Mais cela n'aura pas été sans mal. Car l'enveloppe budgétaire prévue dans le cadre de cet achat est serrée. Soit 330 millions d'euros, selon nos informations. Beaucoup trop serrée, selon la DGA, pour s'offrir quatre C130 neufs produits par Lockheed Martin avec les équipements demandés, la logistique et les formations nécessaires. Le prix unitaire d'un C130 s'élève à 90 millions de dollars environ, a précisé le délégué général pour l'armement (DGA) Laurent Collet-Billon, le 21 mai dernier à l'Assemblée nationale. Mais il a estimé que l'acquisition de quatre C-130J neufs s'élèverait à 800 millions d'euros environ. Un montant qui "correspondait aux prix communiqués à la faveur de contacts sur place, aux États-Unis".

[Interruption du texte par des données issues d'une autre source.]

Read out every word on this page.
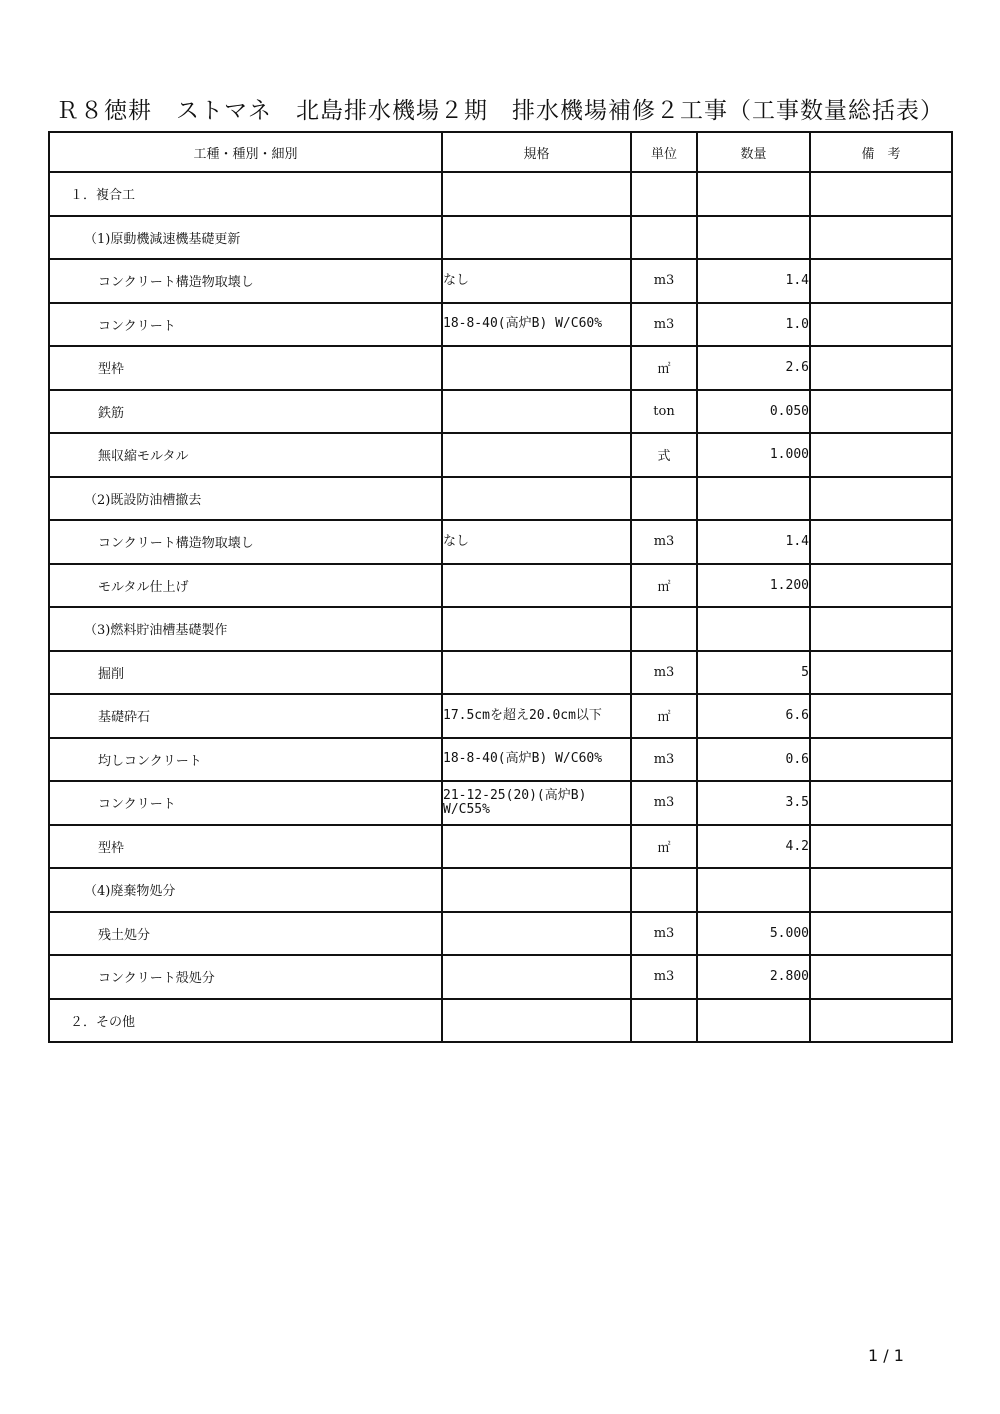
Ｒ８徳耕　ストマネ　北島排水機場２期　排水機場補修２工事（工事数量総括表）
工種・種別・細別	規格	単位	数量	備　考
１．複合工				
（1)原動機減速機基礎更新				
コンクリート構造物取壊し	なし	m3	1.4	
コンクリート	18-8-40(高炉B) W/C60%	m3	1.0	
型枠		㎡	2.6	
鉄筋		ton	0.050	
無収縮モルタル		式	1.000	
（2)既設防油槽撤去				
コンクリート構造物取壊し	なし	m3	1.4	
モルタル仕上げ		㎡	1.200	
（3)燃料貯油槽基礎製作				
掘削		m3	5	
基礎砕石	17.5cmを超え20.0cm以下	㎡	6.6	
均しコンクリート	18-8-40(高炉B) W/C60%	m3	0.6	
コンクリート	21-12-25(20)(高炉B) W/C55%	m3	3.5	
型枠		㎡	4.2	
（4)廃棄物処分				
残土処分		m3	5.000	
コンクリート殻処分		m3	2.800	
２．その他				
1 / 1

"Si le contrat est si onéreux, c'est non seulement parce que le C-130J est la dernière version produite par Lockheed Martin, mais aussi parce que ses moteurs, son avionique et son pilotage sont différents - le nombre de pilotes est réduit à deux -, d'où la nécessité d'acheter des services d'instruction des personnels, des simulateurs et de la logistique supplémentaire", a-t-il précisé.

Une demande de cotation envoyée au Pentagone

Pour autant, selon plusieurs sources concordantes, la DGA a envoyé en début de semaine dernière au Pentagone une demande de cotation, à travers le programme américain FMS (Foreign Military Sales), pour un éventuel achat de quatre avions de transport tactique C130 neufs. A la grande satisfaction de l'EMA qui pousse, tout comme l'armée de l'air, cet achat, notamment en raison du vieillissement accéléré des déjà très vieux Transall.

"Je tiens aux quatre C-130 et nous les obtiendrons", avait expliqué le chef d'état-major des armées, le général Pierre de Villiers, le 21 mai à l'Assemblée nationale. Au sein de l'EMA, on assure que le C130 reste complémentaire à l'A400M. "Il n'est pas en concurrence avec l'avion d'Airbus Group. Nous en avons besoin pour optimiser nos ressources et nos budgets, ce qui ne serait pas le cas si nous n'avions que des A400M", explique-t-on à La Tribune. "L'A400M dispose de capacités tactiques, mais il ne constitue pas, à proprement parler, un avion tactique au sens où l'étaient le Transall ou même les C-130", a pour sa part précisé Laurent Collet-Billon.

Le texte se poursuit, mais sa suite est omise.